J’ai suivi cette semaine les conférences de Michel Onfray rediffusées sur France Culture pendant l’été. Difficile aujourd'hui de parler de Michel Onfray et de Freud sans faire référence à la polémique sur son dernier ouvrage. Lire aussi ce billet d'un blogueur sur le sujet.
Pas tristes du tout ces quelques notes de Sigmund Freud, issues d'une des conférences.
Il nous dit :
« Une flamme c’est un phallus et il y a une homologie entre le jet d’urine sur le feu et l’acte sexuel avec un homme ».
« La miction c’est la jouissance de la puissance masculine, sans la compétition homosexuelle. Se retenir d’arroser le feu c’est la maîtriser, la maîtriser c’est la puissance » (sic).
Il dit encore :
Pourquoi est-on mélomane ? (Je vous le donne en mille ;o))
« Il y a des mélomanes parce qu’il y a des pétomanes ! »
C’est une correspondance du 26 juin 1931 avec Stefan Zweig (Michel Onfray a rectifié le lendemain qu’il s’agissait bien de Stefan et non d'Arnold Zweig comme il l’avait indiqué. Les deux eurent un lien d'amitié avec Sigmund Freud) qui nous le dit.
« J’ai remarqué en analysant plusieurs musiciens qu’ils avaient un intérêt particulier – et depuis l’enfance – pour les bruits que l’on produit avec les intestins. Est-ce une forte composante anale dans cette passion pour le monde sonore ?»
On sait qu’il a analysé Gustav Mahler en faisant une balade dans un jardin, deux ou trois heures dans une après-midi, et que Mahler s’en est trouvé probablement « allégé ».
Il y a une relation entre le fait d’aimer la musique et d’avoir été pétomane un jour. « Pétomane un jour, pétomane toujours » dixit M. Onfray.
La suite ou le début de cette conférence à écouter ici.

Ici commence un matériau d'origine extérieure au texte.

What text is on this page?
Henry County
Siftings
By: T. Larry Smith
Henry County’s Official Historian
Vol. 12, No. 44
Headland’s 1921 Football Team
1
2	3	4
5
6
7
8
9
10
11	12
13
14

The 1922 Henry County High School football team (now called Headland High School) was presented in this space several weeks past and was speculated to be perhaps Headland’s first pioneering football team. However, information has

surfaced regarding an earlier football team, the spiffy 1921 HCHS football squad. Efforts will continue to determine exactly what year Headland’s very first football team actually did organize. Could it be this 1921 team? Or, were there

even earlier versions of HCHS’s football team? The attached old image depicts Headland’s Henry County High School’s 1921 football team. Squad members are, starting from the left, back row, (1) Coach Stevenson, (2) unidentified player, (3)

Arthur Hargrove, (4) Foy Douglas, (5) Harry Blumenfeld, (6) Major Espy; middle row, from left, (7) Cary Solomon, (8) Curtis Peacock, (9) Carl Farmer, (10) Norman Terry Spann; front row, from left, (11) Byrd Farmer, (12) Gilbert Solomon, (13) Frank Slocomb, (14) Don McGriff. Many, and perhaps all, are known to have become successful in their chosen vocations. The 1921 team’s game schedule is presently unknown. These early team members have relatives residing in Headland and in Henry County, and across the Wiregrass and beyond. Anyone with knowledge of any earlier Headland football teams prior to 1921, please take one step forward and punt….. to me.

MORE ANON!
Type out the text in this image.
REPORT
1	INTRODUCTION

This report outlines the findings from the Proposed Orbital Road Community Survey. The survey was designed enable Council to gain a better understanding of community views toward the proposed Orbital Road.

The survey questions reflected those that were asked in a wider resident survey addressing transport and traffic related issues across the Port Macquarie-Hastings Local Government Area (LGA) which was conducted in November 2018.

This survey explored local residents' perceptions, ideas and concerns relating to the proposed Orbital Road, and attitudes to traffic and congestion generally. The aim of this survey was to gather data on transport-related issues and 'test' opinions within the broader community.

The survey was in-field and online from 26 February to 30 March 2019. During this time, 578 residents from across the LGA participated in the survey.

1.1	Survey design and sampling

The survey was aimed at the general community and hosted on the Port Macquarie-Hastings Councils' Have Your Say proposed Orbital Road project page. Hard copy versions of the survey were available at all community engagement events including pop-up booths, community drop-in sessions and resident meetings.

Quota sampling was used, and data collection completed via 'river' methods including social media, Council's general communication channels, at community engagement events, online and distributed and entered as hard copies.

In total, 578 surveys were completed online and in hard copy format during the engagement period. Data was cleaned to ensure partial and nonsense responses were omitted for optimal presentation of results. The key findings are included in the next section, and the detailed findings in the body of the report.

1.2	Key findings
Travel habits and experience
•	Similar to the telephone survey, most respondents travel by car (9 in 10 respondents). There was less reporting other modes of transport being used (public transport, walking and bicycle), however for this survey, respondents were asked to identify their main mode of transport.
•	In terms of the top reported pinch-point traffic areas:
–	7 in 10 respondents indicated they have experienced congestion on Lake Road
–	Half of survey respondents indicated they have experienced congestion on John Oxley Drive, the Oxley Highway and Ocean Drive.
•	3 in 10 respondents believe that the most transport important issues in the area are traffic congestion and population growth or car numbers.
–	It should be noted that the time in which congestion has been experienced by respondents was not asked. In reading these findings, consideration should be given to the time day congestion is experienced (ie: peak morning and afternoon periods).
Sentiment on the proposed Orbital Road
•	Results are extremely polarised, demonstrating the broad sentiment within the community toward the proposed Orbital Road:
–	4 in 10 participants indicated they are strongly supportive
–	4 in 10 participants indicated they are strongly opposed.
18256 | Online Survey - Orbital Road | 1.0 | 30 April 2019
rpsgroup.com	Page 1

Interpellée par le sujet (rires) j’ai trouvé le texte ci-dessous - que l’on peut lire entièrement ici - très intéressant :
Du pétomane au mélomane
De nombreux auteurs ont souligné l'importance de l'analité dans la genèse pulsionnelle de la musique, qui prendrait son origine dans le plaisir infantile du pet, comme Ferenczi (1922) a cru le déceler chez des musiciens ou mélomanes. Milner (1969) rapporte les démêlés de Suzanne, et Lecourt (1987) ceux de David, avec le pet. Après quoi, cet enfant autiste pourra se mêler de musique. Cependant cette connotation, anale d'une part, musicale d'autre part, du pet n'implique pas, en bonne logique, de lien direct, et surtout causal, entre musique et libido anale.
En fait, l'intérêt pour la musique pourrait avoir de bien étranges et plus anciennes racines. Nous trouvons dans l'expérience ante-natale de quoi nourrir notre réflexion à ce sujet : le foetus est l'auditeur obligé du concert sans cesse renouvelé des rythmes maternels, bruits respiratoires, cardiaques, mouvements de la marche ; il entend aussi une mélodie : celle des bruits intestinaux de sa mère (suintements, claquements, grincements, écoulements, etc.) qui évoquent pour nous, de toutes les manières, les sons du pet. Le caractère régressif de ces sons les rend très réactogènes, non seulement chez les tout-petits auxquels nous avons fait entendre des enregistrements intestinaux, mais aussi chez les adultes, tels ces apprentis musicothérapeutes de L'A.M.Bx qui en furent étonnés. Les anciens soulignaient cette proximité qui se redouble de celle de la parole en la personne d'Hermès (Mercure), tout à la fois dieu de la musique, des vents (!), de la parole et... de l'argent ! Aux bruissements intestinaux du plaisir, après les rugissements et les couinements de la détente en train d'advenir, répondent, chez le foetus qui les entend, l'inondation chimique qui l'excite et lui donne peut-être quelque genre d'orgasme avant la lettre ! Il retrouvera tout cela dans les ineffables gémissements ou les harmonies sublimes de la musique. Avec la demi-jouissance des sens qu'elle engendre à n'être pas compagne de réalités plus somatiques comme dans le " paradis " matriciel.
Le très intéressant film de Horatiu Malaele (Roumanie, 2008) "Au diable Staline, Vive les mariés" nous présente au cours du repas de Noces un des protagonistes incapable de contenir ses bruits intestinaux alors que toute la noce - y compris l'orchestre - s'impose la contrainte du silence pour éviter d'être repérée par les soviétiques. L'effet est saisissant et son comique réside pour beaucoup dans cette substitution inattendue à la musique interdite de cette musique inconvenante !
Je ne suis pas musicienne mais je suis… euh… mélomane. Non mais !
C'était : mon bon vent musical de l'été.